Credit: Alisdair MacDonald

Welcome to the first of a new style of Nature Index supplements, which further probes the data to answer some searching questions about the role of collaboration in global science.

This supplement starts with the premise that scientific collaborations produce some of the highest quality science. The index, with its core group of selective science journals, is well positioned to glean insights into relationships between institutions and, by extension, between countries.

A novel element in this supplement is a new metric we're calling the collaboration score. This considers only fractional count (FC) or weighted FC (WFC) derived from collaborative work. More explanation of how the collaboration score is calculated can be found in our guide (see page S83).

Although it is researchers rather than countries who work together, aggregating and scaling-up these many collaborations allow us to see national patterns. A full-page graphic showing the interactions of this global network is on page S50.

As the Nature Index grows, the analyses we are able to perform become more illustrative. Weighting the institutions' FC, and applying an attractive force between them based on the strength of their relationships, the institutions start to separate into clusters. How they group reveals patterns in global collaboration that go beyond the country level — and validate the index as an analytical tool (S58).
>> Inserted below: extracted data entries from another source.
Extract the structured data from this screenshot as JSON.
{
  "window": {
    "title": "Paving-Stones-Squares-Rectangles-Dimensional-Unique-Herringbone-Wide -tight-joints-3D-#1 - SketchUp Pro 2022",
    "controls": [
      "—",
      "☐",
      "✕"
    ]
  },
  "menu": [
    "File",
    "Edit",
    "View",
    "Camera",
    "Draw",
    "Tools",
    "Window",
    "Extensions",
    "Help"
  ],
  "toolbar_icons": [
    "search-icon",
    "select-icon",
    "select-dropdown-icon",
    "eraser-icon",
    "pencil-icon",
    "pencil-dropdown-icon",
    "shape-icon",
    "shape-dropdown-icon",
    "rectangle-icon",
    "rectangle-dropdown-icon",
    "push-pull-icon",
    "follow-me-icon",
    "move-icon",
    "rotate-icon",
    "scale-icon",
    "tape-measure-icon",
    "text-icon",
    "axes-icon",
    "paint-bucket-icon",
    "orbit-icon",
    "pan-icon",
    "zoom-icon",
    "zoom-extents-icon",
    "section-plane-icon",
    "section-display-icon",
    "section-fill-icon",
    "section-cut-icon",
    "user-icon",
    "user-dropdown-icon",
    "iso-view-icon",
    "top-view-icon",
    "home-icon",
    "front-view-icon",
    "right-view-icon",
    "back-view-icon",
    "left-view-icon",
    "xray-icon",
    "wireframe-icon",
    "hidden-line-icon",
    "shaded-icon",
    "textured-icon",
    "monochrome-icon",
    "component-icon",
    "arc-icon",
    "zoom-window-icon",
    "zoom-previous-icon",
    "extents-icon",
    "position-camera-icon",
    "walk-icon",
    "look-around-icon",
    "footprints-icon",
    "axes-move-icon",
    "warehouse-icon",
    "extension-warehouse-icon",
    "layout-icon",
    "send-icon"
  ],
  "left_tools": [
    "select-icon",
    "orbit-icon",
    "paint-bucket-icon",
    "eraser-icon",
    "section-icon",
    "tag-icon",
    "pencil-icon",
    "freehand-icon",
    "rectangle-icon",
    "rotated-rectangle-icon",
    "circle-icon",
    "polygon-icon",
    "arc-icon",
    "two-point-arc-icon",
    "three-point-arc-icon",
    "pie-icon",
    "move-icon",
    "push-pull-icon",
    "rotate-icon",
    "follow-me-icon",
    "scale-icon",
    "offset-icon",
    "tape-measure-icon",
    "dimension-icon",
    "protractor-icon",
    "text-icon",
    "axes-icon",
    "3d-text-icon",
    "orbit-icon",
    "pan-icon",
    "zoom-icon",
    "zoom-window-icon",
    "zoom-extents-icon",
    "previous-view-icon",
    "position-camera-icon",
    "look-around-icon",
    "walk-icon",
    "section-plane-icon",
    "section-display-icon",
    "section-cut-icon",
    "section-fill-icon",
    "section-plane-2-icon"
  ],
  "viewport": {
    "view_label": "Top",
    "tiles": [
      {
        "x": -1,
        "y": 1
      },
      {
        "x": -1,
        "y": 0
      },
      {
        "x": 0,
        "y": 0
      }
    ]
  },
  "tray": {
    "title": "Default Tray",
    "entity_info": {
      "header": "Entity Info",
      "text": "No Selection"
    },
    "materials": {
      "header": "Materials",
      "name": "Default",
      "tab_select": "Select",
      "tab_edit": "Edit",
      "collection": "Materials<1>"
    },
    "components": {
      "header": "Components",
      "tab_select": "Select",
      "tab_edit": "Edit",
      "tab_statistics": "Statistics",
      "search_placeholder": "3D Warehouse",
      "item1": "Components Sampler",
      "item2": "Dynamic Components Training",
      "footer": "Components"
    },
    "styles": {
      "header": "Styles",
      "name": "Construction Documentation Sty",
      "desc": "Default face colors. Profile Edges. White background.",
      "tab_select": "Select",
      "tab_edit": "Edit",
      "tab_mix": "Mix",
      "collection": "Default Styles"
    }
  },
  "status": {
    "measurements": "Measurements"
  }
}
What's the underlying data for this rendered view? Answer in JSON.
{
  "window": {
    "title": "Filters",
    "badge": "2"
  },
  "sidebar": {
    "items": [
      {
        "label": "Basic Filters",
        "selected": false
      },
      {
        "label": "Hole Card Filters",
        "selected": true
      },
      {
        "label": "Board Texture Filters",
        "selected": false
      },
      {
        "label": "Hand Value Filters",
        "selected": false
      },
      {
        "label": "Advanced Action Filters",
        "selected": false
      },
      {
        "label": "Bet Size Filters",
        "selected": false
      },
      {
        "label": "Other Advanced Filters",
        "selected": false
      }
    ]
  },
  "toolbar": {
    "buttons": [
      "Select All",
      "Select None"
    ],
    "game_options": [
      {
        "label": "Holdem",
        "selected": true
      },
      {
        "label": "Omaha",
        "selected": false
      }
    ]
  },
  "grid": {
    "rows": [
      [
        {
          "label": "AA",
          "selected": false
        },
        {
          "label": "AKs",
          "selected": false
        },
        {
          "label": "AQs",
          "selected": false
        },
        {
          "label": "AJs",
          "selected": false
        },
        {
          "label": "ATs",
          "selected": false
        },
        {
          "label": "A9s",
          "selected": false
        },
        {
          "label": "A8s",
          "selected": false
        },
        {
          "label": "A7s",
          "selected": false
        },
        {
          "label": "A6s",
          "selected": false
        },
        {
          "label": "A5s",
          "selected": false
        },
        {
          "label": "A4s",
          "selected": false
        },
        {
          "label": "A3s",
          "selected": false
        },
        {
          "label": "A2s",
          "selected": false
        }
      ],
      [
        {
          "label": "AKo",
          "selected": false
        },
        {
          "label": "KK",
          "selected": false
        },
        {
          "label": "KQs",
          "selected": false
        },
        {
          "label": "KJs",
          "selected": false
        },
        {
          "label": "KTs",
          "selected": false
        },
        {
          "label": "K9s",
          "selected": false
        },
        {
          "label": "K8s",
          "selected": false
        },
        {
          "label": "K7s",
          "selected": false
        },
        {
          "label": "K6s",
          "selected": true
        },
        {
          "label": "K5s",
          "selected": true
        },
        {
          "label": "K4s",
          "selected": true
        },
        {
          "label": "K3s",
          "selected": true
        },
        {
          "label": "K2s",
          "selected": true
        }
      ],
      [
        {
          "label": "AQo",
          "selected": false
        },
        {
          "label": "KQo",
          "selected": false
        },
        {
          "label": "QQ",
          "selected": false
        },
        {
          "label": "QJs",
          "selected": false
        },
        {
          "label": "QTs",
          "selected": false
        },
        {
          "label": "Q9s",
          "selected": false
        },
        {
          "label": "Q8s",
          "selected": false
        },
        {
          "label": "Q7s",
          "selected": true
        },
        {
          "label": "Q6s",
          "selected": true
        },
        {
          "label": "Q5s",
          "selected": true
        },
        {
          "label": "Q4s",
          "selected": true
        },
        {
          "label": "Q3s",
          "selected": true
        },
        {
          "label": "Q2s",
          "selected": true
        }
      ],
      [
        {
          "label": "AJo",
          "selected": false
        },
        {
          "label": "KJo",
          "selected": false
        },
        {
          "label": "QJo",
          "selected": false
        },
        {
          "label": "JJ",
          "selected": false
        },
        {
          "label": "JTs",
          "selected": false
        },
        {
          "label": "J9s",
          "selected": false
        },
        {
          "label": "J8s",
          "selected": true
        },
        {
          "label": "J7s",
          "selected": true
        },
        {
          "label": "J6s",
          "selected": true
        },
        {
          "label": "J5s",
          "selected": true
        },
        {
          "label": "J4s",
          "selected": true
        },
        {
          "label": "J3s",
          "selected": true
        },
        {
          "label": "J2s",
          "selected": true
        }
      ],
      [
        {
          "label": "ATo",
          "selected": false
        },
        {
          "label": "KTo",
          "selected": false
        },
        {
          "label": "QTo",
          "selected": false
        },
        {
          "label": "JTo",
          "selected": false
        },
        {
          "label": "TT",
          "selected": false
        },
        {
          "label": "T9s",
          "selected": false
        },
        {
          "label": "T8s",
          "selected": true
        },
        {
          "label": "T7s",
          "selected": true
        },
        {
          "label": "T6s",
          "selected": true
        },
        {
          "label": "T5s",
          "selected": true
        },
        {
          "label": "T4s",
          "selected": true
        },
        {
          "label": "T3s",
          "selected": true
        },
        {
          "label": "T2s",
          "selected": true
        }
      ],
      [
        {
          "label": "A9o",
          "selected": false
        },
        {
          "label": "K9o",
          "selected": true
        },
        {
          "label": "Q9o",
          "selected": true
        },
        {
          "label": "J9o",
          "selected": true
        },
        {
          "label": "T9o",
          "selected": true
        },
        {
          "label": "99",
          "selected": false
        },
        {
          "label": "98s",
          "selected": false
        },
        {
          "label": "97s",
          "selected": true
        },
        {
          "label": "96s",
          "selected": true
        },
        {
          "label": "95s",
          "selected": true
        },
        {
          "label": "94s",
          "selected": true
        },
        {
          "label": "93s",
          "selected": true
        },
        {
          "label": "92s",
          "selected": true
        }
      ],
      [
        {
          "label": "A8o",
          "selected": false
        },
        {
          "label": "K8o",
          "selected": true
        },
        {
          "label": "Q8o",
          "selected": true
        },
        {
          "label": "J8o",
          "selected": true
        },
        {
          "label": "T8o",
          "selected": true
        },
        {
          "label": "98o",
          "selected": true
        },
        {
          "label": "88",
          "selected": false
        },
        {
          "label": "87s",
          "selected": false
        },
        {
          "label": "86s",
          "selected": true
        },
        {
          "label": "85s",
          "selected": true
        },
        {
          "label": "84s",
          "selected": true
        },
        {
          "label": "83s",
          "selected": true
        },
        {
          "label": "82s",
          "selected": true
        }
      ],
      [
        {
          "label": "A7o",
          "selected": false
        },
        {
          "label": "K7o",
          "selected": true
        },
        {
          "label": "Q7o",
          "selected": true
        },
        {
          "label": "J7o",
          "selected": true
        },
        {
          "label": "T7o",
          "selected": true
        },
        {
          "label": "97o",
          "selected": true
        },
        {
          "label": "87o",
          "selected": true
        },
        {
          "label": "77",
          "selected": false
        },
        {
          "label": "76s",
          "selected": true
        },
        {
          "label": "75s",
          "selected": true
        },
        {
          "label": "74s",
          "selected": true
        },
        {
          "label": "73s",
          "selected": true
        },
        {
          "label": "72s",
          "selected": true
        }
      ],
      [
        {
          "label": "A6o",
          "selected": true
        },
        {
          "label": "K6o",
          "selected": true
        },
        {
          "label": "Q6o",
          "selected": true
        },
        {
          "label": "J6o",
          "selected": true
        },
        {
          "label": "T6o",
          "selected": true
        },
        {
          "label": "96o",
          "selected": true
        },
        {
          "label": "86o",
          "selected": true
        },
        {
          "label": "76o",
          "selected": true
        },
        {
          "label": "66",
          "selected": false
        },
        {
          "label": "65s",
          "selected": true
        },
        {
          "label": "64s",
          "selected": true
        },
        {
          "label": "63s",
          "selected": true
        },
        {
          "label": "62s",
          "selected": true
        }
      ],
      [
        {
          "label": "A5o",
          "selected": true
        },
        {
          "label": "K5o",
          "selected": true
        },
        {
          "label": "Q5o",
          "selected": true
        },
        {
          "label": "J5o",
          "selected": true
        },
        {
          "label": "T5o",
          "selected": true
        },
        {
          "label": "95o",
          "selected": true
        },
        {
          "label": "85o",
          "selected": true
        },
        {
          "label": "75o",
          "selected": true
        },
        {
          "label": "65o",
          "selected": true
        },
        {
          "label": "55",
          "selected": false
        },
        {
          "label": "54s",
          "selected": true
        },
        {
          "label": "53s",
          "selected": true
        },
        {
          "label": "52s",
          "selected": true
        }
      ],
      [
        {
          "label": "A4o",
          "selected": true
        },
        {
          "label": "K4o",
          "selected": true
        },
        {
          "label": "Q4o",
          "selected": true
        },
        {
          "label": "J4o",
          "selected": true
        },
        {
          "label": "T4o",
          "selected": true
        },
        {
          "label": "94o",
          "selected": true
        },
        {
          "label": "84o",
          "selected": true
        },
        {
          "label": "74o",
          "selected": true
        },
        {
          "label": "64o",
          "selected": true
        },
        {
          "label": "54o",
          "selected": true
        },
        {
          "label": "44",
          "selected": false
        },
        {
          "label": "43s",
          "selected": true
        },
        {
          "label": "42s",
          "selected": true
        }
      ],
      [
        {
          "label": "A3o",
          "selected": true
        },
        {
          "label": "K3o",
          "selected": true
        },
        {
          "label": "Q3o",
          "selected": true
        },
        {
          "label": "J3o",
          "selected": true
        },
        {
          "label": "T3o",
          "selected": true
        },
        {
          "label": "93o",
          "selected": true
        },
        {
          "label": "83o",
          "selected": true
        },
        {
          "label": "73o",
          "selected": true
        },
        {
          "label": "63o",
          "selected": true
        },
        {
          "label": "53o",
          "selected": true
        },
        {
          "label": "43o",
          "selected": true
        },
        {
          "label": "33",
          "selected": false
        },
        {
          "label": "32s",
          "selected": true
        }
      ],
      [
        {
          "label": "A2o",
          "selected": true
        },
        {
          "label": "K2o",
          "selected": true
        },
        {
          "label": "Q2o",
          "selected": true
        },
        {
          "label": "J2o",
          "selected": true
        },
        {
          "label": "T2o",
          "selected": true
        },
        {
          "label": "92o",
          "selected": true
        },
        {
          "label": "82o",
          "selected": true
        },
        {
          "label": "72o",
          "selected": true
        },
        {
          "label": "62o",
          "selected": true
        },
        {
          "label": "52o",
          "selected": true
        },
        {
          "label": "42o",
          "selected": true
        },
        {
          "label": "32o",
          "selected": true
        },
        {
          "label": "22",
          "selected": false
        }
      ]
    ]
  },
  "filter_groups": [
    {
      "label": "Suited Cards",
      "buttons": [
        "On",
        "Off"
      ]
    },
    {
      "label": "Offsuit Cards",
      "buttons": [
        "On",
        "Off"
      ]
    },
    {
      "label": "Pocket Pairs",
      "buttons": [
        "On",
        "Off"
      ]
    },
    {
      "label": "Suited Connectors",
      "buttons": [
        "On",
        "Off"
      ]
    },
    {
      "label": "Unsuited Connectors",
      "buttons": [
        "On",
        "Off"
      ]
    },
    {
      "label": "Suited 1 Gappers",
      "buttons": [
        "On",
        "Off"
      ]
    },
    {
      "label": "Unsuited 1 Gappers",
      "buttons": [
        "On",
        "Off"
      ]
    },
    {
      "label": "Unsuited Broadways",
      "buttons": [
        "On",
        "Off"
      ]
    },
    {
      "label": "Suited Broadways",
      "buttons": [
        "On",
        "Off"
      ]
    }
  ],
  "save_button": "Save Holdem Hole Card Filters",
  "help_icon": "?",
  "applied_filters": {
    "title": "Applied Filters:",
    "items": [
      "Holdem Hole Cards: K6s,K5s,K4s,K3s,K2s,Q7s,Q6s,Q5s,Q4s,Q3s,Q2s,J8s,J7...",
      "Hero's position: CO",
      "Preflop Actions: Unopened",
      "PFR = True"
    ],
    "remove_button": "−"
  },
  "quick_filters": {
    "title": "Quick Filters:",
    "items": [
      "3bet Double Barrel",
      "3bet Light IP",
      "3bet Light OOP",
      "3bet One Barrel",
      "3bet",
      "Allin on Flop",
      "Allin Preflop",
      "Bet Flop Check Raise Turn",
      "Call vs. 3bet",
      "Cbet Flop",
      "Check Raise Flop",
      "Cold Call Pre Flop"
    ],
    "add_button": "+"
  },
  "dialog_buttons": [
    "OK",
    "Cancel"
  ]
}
One of the key questions we ask of the Nature Index is how international collaborations help those countries still building their scientific infrastructure. Specifically, we look at collaboration patterns across Africa and Central and South America, and ask researchers who have appeared in the Nature Index about the impact of joint projects on their research careers (S60).

The phenomenon of China's continuing rise in scientific publishing is widely known. We take a slightly different perspective on the story, and tease out the role played by international collaborations in this rise (S68). We ask whether location has played an important role in industry-academia collaborations, and look at particular clusters and industry-heavy cities (S76). Many countries have created dedicated institutions to foster collaborations — and we examine the effect of policies in raising institutions' sights (S80). One thing is apparent: with or without state intervention, science is a global endeavour.